The president of Chad died this Tuesday, April 20. Idriss Déby Itno, who ruled the Central African nation for more than three decades, died from the seriousness of his injuries while commanding the Army in the north of the country; where a war is waged against rebel factions, as announced by the military institution.
“The President of the Republic, Idriss Déby Itno, has just breathed his last while defending territorial integrity on the battlefield,” said the army spokesman, General Azem Bermandoa Agouna.
The surprising announcement came just hours after election officials declared Déby the winner of the April 11 presidential election, paving the way for him to remain in power for six more years.

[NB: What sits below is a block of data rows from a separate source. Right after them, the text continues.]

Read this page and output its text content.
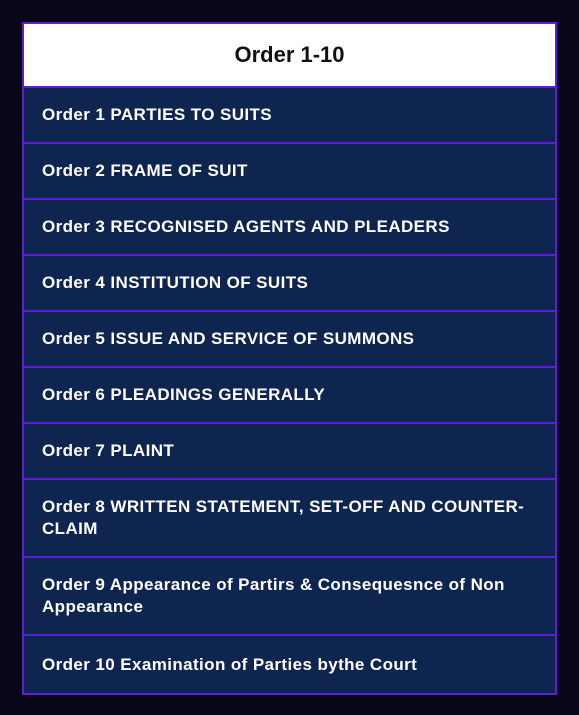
Order 1-10
Order 1 PARTIES TO SUITS
Order 2 FRAME OF SUIT
Order 3 RECOGNISED AGENTS AND PLEADERS
Order 4 INSTITUTION OF SUITS
Order 5 ISSUE AND SERVICE OF SUMMONS
Order 6 PLEADINGS GENERALLY
Order 7 PLAINT
Order 8 WRITTEN STATEMENT, SET-OFF AND COUNTER-CLAIM
Order 9 Appearance of Partirs & Consequesnce of Non Appearance
Order 10 Examination of Parties bythe Court
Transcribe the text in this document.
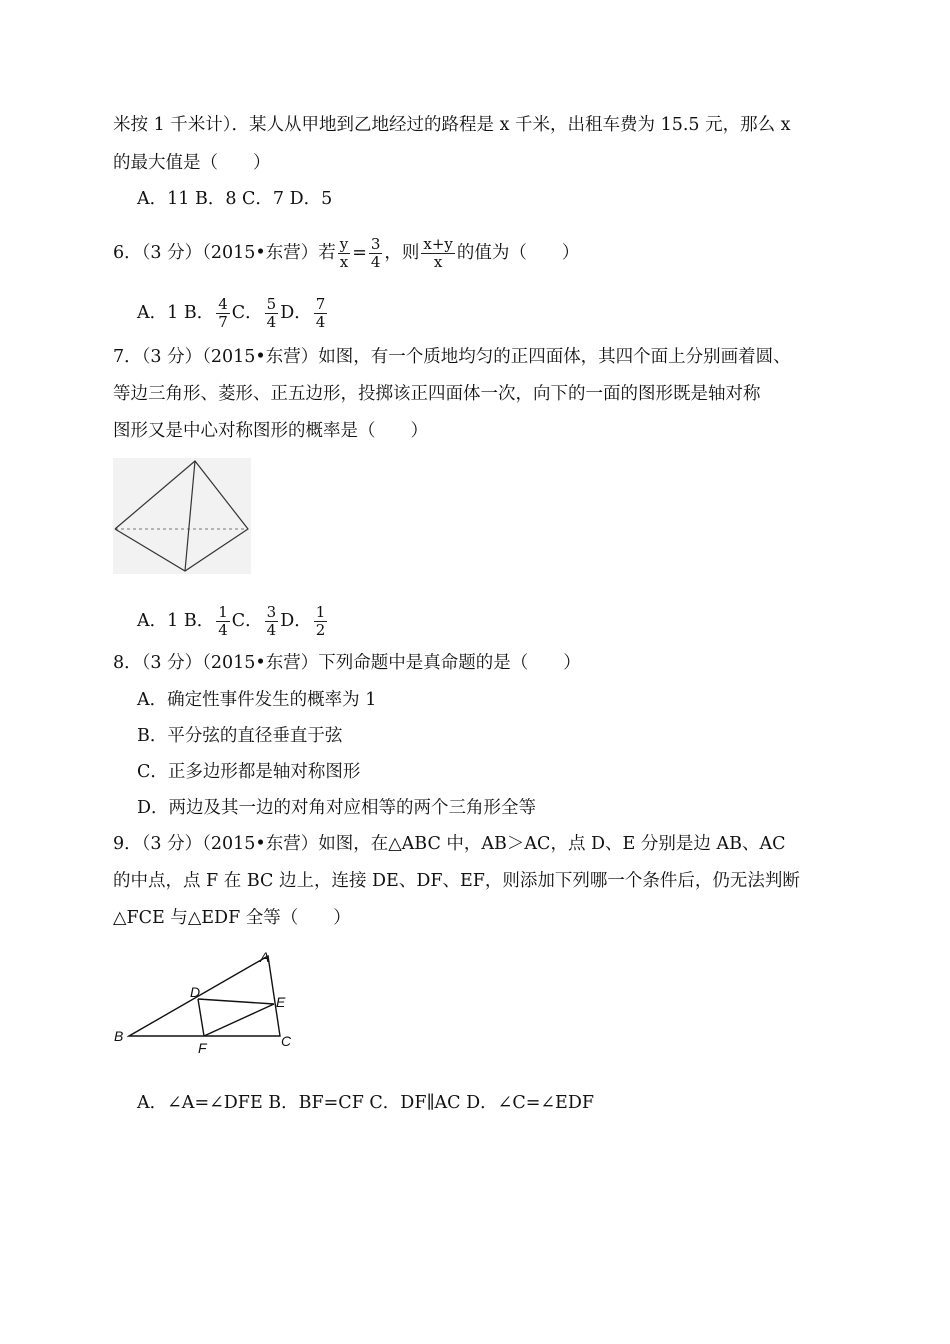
米按 1 千米计）．某人从甲地到乙地经过的路程是 x 千米，出租车费为 15.5 元，那么 x
的最大值是（　　）
A．11 B．8 C．7 D．5
6．（3 分）（2015•东营）若 $\frac{y}{x} = \frac{3}{4}$ ，则 $\frac{x+y}{x}$ 的值为（　　）
A．1 B． $\frac{4}{7}$ C． $\frac{5}{4}$ D． $\frac{7}{4}$
7．（3 分）（2015•东营）如图，有一个质地均匀的正四面体，其四个面上分别画着圆、
等边三角形、菱形、正五边形，投掷该正四面体一次，向下的一面的图形既是轴对称
图形又是中心对称图形的概率是（　　）
A．1 B． $\frac{1}{4}$ C． $\frac{3}{4}$ D． $\frac{1}{2}$
8．（3 分）（2015•东营）下列命题中是真命题的是（　　）
A．确定性事件发生的概率为 1
B．平分弦的直径垂直于弦
C．正多边形都是轴对称图形
D．两边及其一边的对角对应相等的两个三角形全等
9．（3 分）（2015•东营）如图，在△ABC 中，AB＞AC，点 D、E 分别是边 AB、AC
的中点，点 F 在 BC 边上，连接 DE、DF、EF，则添加下列哪一个条件后，仍无法判断
△FCE 与△EDF 全等（　　）
A
B	C
D
E
F
A．∠A=∠DFE B．BF=CF C．DF∥AC D．∠C=∠EDF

The exact cause of his death is not yet clear, but a European diplomatic source said he had been killed. Some ministers had said on Monday that the head of state had visited the front this weekend where the army was confronting a column of rebels that had launched an offensive from rear bases in Libya on election day.

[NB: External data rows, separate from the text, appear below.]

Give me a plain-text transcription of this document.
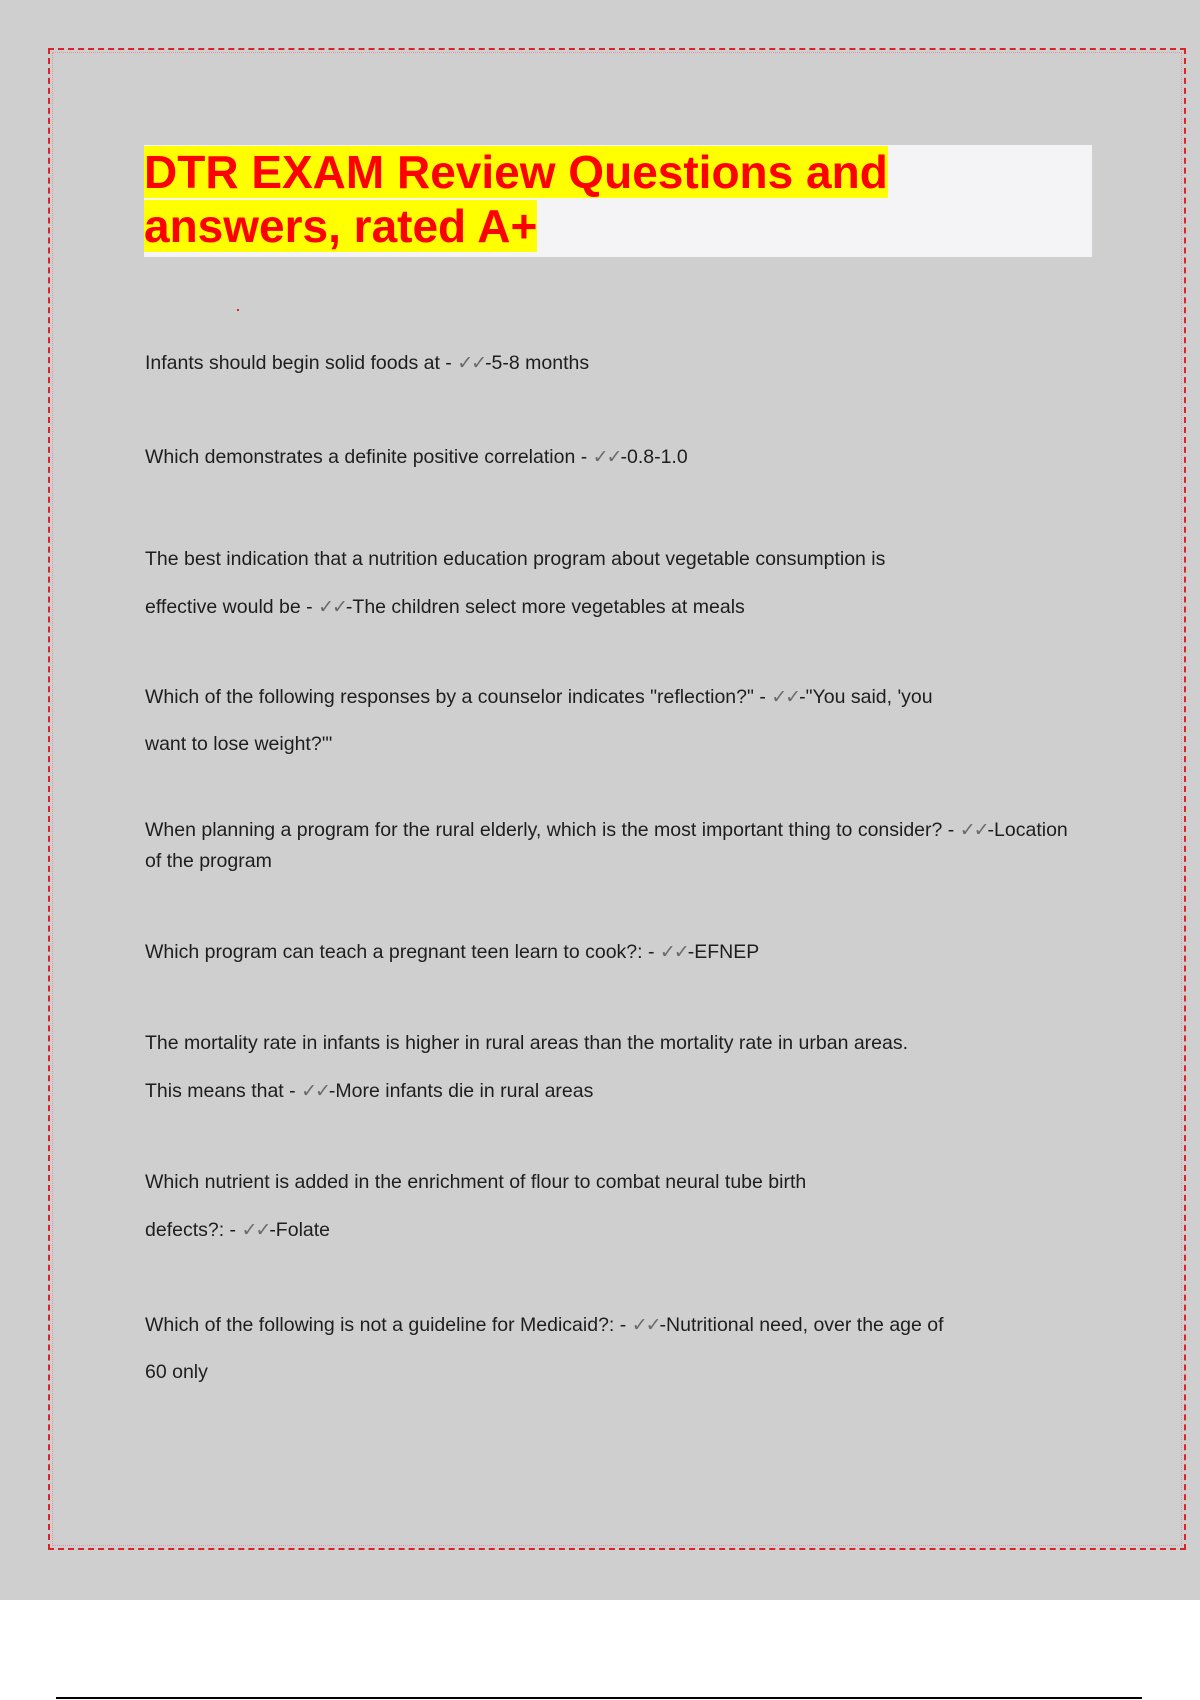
DTR EXAM Review Questions and answers, rated A+

Infants should begin solid foods at - ✓✓-5-8 months

Which demonstrates a definite positive correlation - ✓✓-0.8-1.0

The best indication that a nutrition education program about vegetable consumption is effective would be - ✓✓-The children select more vegetables at meals

Which of the following responses by a counselor indicates "reflection?" - ✓✓-"You said, 'you want to lose weight?'"

When planning a program for the rural elderly, which is the most important thing to consider? - ✓✓-Location of the program

Which program can teach a pregnant teen learn to cook?: - ✓✓-EFNEP

The mortality rate in infants is higher in rural areas than the mortality rate in urban areas. This means that - ✓✓-More infants die in rural areas

Which nutrient is added in the enrichment of flour to combat neural tube birth defects?: - ✓✓-Folate

Which of the following is not a guideline for Medicaid?: - ✓✓-Nutritional need, over the age of 60 only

The rebels, whom the army claimed to have defeated in the fighting, said in a statement that Idriss Déby had been wounded, but the information was not confirmed by official sources.
A transitional military council led by one of his sons
Immediately after the announcement, Déby’s son, Mahamat Idriss Déby Itno, was appointed interim president by a transitional military council.
The 37-year-old general and commander of the presidential guard will thus head a military council in charge of replacing the late president for 18 months, as announced by the Army, which also imposed a night curfew starting at 6:00 p.m.
“An appeal is launched for dialogue and peace to all Chadians in the country and abroad to continue building the country together,” said spokesman Azem Bermendao Agouna, surrounded by several officials.
“The National Transitional Council assures the Chadian people that all measures have been taken to guarantee peace, security and republican order,” he added.
Déby, a faithful ally of France in the Sahel
Idriss Déby, 68, came to power after a rebellion in 1990. He has been one of the longest-serving leaders in Africa. Over the years, he has survived numerous armed rebellions and has managed to stay in power until this latest insurgency led by a group calling itself the ‘Front for Change and Concord in Chad’. These rebels are believed to have armed and trained in neighboring Libya before crossing into northern Chad on April 11.
Déby faced growing public discontent over his management of Chad’s oil wealth and repression against his opponents. However, in the election results announced Monday, Deby got 79% of the vote. “I know in advance that I am going to win, as I have done in the last 30 years,” said the president before the elections.
His death is a blow to France, which viewed Déby as an important ally in the fight against Islamic extremism in Africa. In fact, the European country had based its counterterrorism operations in the Sahel in the Chadian capital, N’Djamena.
Déby’s son, Mahamat, has been one of the main commanders of the Chadian forces participating in that international alliance.